Hysteroscopy is a procedure to evaluate the inside of the uterus called the endometrial cavity. The hysteroscope is a thin (3-8mm) telescope like device that is inserted into the uterus through the vagina and cervix. It’s connected to a camera and the endometrial cavity can be visualized directly on the monitor. This procedure allows a detailed survey of the endometrial cavity and also a possible treatment option (operative hysteroscopy), if an abnormality such as scar tissue, polyps or fibroids is detected. It is usually done under anesthesia to minimize discomfort, especially in operative cases. Anesthesia is generally in the form of intravenous sedation, during which time the patient is comfortable and free of pain throughout the procedure.

The indications for hysteroscopy include infertility, fibroids, endometrial polyps, scar tissue inside the uterus (Asherman’s syndrome), irregular bleeding, repeated miscarriages and uterine anomalies. The benefit of hysteroscopy is its accuracy (100%) in diagnosing the problem and also the fact that it allows treatment during the same procedure. It can be done right after the menstrual cycle ends or while on birth control pills to allow the best visualization.

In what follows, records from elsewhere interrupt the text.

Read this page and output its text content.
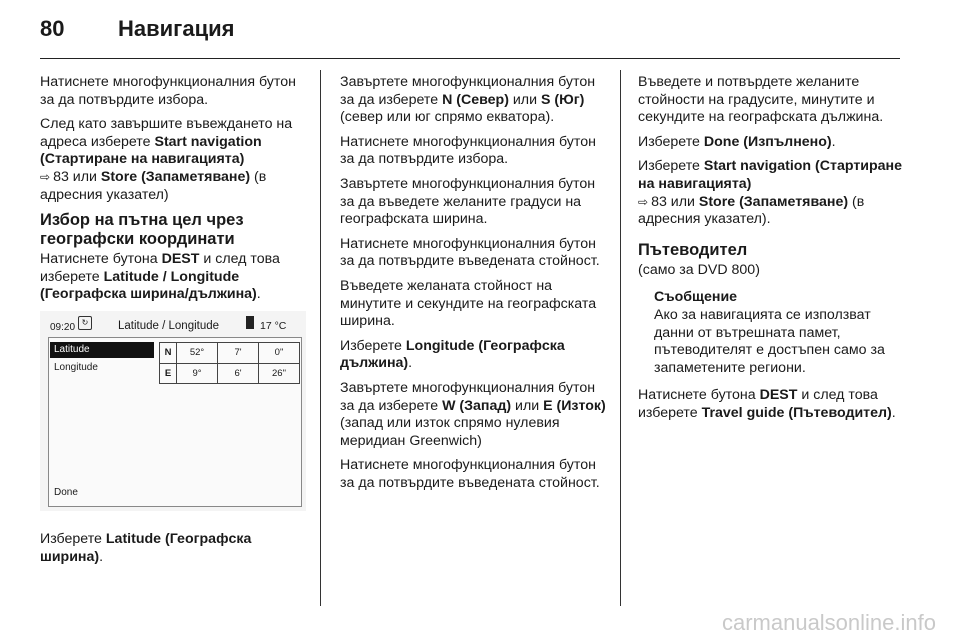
80	Навигация

Натиснете многофункционалния бутон за да потвърдите избора.

След като завършите въвеждането на адреса изберете Start navigation (Стартиране на навигацията)
⇨ 83 или Store (Запаметяване) (в адресния указател)

Избор на пътна цел чрез географски координати

Натиснете бутона DEST и след това изберете Latitude / Longitude (Географска ширина/дължина).

09:20 ↻	Latitude / Longitude	17 °C
Latitude
Longitude
N	52°	7'	0"
E	9°	6'	26"
Done

Изберете Latitude (Географска ширина).

Завъртете многофункционалния бутон за да изберете N (Север) или S (Юг) (север или юг спрямо екватора).

Натиснете многофункционалния бутон за да потвърдите избора.

Завъртете многофункционалния бутон за да въведете желаните градуси на географската ширина.

Натиснете многофункционалния бутон за да потвърдите въведената стойност.

Въведете желаната стойност на минутите и секундите на географската ширина.

Изберете Longitude (Географска дължина).

Завъртете многофункционалния бутон за да изберете W (Запад) или E (Изток) (запад или изток спрямо нулевия меридиан Greenwich)

Натиснете многофункционалния бутон за да потвърдите въведената стойност.

Въведете и потвърдете желаните стойности на градусите, минутите и секундите на географската дължина.

Изберете Done (Изпълнено).

Изберете Start navigation (Стартиране на навигацията)
⇨ 83 или Store (Запаметяване) (в адресния указател).

Пътеводител

(само за DVD 800)

Съобщение
Ако за навигацията се използват данни от вътрешната памет, пътеводителят е достъпен само за запаметените региони.

Натиснете бутона DEST и след това изберете Travel guide (Пътеводител).

carmanualsonline.info
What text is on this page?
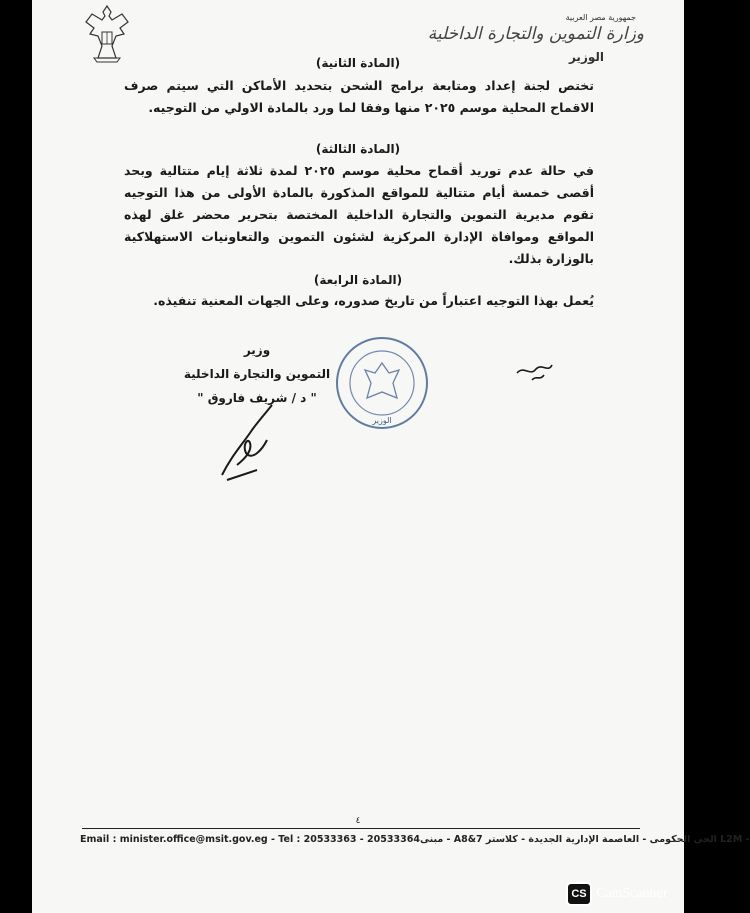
جمهورية مصر العربية
وزارة التموين والتجارة الداخلية
الوزير
(المادة الثانية)
تختص لجنة إعداد ومتابعة برامج الشحن بتحديد الأماكن التي سيتم صرف الاقماح المحلية موسم ٢٠٢٥ منها وفقا لما ورد بالمادة الاولي من التوجيه.
(المادة الثالثة)
في حالة عدم توريد أقماح محلية موسم ٢٠٢٥ لمدة ثلاثة إيام متتالية وبحد أقصى خمسة أيام متتالية للمواقع المذكورة بالمادة الأولى من هذا التوجيه تقوم مديرية التموين والتجارة الداخلية المختصة بتحرير محضر غلق لهذه المواقع وموافاة الإدارة المركزية لشئون التموين والتعاونيات الاستهلاكية بالوزارة بذلك.
(المادة الرابعة)
يُعمل بهذا التوجيه اعتباراً من تاريخ صدوره، وعلى الجهات المعنية تنفيذه.
وزير
التموين والتجارة الداخلية
" د / شريف فاروق "
الوزير
٤
Email : minister.office@msit.gov.eg - Tel : 20533363 - 20533364 - L2M الحى الحكومى - العاصمة الإدارية الجديدة - كلاستر A8&7 - مبنى
CS CamScanner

In order to visualize the endometrial cavity, a type of distention fluid or CO2 gas is used for hysteroscopy. Whereas CO2 gas can only be used for diagnostic hysteroscopy, distention fluids can be utilized for both diagnostic and operative cases. When distention fluids are used, they are absorbed by the uterus and into the body, and there is a certain limit of fluid that can be used safely during the procedure. Therefore the amount of distention fluid used during the procedure is recorded and if excessive fluid needs to be used, the procedure may be stopped even before the entire pathology is treated. If hysteroscopy is performed for the removal of fibroids or treatment of scar tissue, generally the procedure is longer than a diagnostic process. In such cases, more distention fluid is necessary and sometimes the procedure may need to be terminated because of excessive fluid absorption into the body and for the safety of the patient. Hysteroscopy is a safe procedure overall. The risks include bleeding, injury to the cervix or the uterus or side effects of anesthesia, which occur in less than 1% of all cases.